Making people pay more out of pocket is not the goal. It is only the means to the goal, which is to bring patients the most effective treatments—and not to raise the nation’s health care bill by subsidizing treatments that cost more for zero additional benefit. “As we move into the era of health care reform, we need to address the issue of how to pay for it,” Fong says. “One obvious answer is, you want to pay only for things that work.” When two medications work equally well, as he found Avastin and Lucentis did for age-related macular degeneration, the calculus should be easy. But how about when drug A costs 20 times more than drug B but yields only a 5 percent greater benefit, as measured by, for instance, survival, visual acuity, insulin control or number of hospitalizations? “We have to start asking, as a society, whether that marginal improvement is worth the price,” he points out. That will surely be a painful conversation, forcing society to grapple with how much we are willing to spend on marginal improvements in health.
The Obstacles to Come
Although rooting out ineffective treatments may sound like something patients, physicians and payers would all welcome, in fact, CER has gotten caught in the cross fire of the debates over health care reform. Chief among the charges: that the research will be used to “deny or ration care,” as Representative Mike Rogers of Michigan warned in 2009. In fact, the research does not compare whether different kinds of patients benefit from a given treatment as a way to keep one group from receiving the treatment, as “deny or ration” might imply. The goal of comparative effectiveness research is to weed out treatments that are less effective in everyone and substitute a more effective alternative. “There is an assault on CER going on now, saying it’s all about health care rationing,” says cardiologist Steven Nissen of the Cleveland Clinic. “They’re making headway even though that’s not what we’re talking about. CER is about delivering the best care, not rationing care.”
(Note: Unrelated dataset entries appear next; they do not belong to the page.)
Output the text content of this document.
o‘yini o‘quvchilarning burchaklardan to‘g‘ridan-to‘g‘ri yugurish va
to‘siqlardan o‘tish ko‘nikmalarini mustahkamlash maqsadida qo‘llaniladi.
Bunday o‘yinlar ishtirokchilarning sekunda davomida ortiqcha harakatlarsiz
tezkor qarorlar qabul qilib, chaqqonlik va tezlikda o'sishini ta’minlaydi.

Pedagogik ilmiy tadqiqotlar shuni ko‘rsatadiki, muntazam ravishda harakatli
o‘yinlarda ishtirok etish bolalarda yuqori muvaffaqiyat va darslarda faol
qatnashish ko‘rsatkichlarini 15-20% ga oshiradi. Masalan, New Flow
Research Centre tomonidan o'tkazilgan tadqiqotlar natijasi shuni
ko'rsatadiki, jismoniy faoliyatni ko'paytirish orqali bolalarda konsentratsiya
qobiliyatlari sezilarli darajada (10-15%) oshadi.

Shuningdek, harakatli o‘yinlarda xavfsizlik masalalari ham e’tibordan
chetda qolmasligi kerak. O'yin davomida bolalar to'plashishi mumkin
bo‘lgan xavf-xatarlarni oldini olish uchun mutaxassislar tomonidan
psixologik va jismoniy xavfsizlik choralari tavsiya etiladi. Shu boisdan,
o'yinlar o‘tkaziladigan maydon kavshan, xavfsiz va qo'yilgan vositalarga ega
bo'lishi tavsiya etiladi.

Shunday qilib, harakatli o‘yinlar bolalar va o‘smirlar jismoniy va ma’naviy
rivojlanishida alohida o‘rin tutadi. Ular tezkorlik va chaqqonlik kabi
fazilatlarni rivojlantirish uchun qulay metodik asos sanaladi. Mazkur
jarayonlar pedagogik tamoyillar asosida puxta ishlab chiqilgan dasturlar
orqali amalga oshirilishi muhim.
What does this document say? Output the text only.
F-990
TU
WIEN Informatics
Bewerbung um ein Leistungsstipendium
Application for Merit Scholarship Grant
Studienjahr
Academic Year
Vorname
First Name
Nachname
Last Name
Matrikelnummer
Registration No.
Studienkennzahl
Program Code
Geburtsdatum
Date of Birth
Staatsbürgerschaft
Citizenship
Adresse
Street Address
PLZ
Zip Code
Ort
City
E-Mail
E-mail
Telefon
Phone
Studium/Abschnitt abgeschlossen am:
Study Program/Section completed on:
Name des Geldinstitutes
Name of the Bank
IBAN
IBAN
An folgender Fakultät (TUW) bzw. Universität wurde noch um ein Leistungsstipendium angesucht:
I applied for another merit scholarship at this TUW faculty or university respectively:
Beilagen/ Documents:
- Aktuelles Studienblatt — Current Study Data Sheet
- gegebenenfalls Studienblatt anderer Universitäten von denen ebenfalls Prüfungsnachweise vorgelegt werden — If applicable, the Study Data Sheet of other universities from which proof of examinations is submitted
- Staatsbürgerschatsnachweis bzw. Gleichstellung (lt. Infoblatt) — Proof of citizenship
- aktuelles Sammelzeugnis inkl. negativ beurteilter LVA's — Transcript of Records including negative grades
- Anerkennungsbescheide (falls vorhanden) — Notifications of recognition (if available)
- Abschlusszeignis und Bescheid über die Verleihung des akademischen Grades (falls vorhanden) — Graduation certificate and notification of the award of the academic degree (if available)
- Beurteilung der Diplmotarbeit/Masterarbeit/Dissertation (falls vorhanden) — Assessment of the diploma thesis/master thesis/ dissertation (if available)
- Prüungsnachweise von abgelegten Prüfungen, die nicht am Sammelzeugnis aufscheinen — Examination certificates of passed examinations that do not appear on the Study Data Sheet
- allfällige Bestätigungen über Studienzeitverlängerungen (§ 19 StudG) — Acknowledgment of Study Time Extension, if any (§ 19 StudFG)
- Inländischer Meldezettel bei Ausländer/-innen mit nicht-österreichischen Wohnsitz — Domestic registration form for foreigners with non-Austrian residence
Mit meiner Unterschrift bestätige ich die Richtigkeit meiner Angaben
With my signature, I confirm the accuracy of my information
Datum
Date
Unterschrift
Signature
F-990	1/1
Such qualms are unique to the U.S., health experts say. In no other country do people “view evidence as suspiciously as U.S. stakeholders, including a large proportion of policy makers,” argued British researchers in an essay in the journal PharmacoEconomics last year. The U.K. embraced comparative effectiveness research long ago, incorporating its findings into decisions about what its National Health Service will cover. The evidence shows that CER is not a panacea; health care costs are still rising in the U.K.—though not as steeply as in the U.S. But basing health care decisions on CER clearly has not hurt British people, who actually enjoy higher life expectancy than do Americans.
“If there is any country in the world that needs comparative effectiveness research, it’s the U.S.,” Nissen says. “It’s safe to say the U.S. has the least cost-effective medicine in the world. There is so much money wasted that if we eliminated that waste, we could provide health care for everyone.” It will be an uphill battle in a country that reveres an individual’s right to choose much more than it does science. But comparative effectiveness research is our best hope for improving medical care equitably without breaking the bank.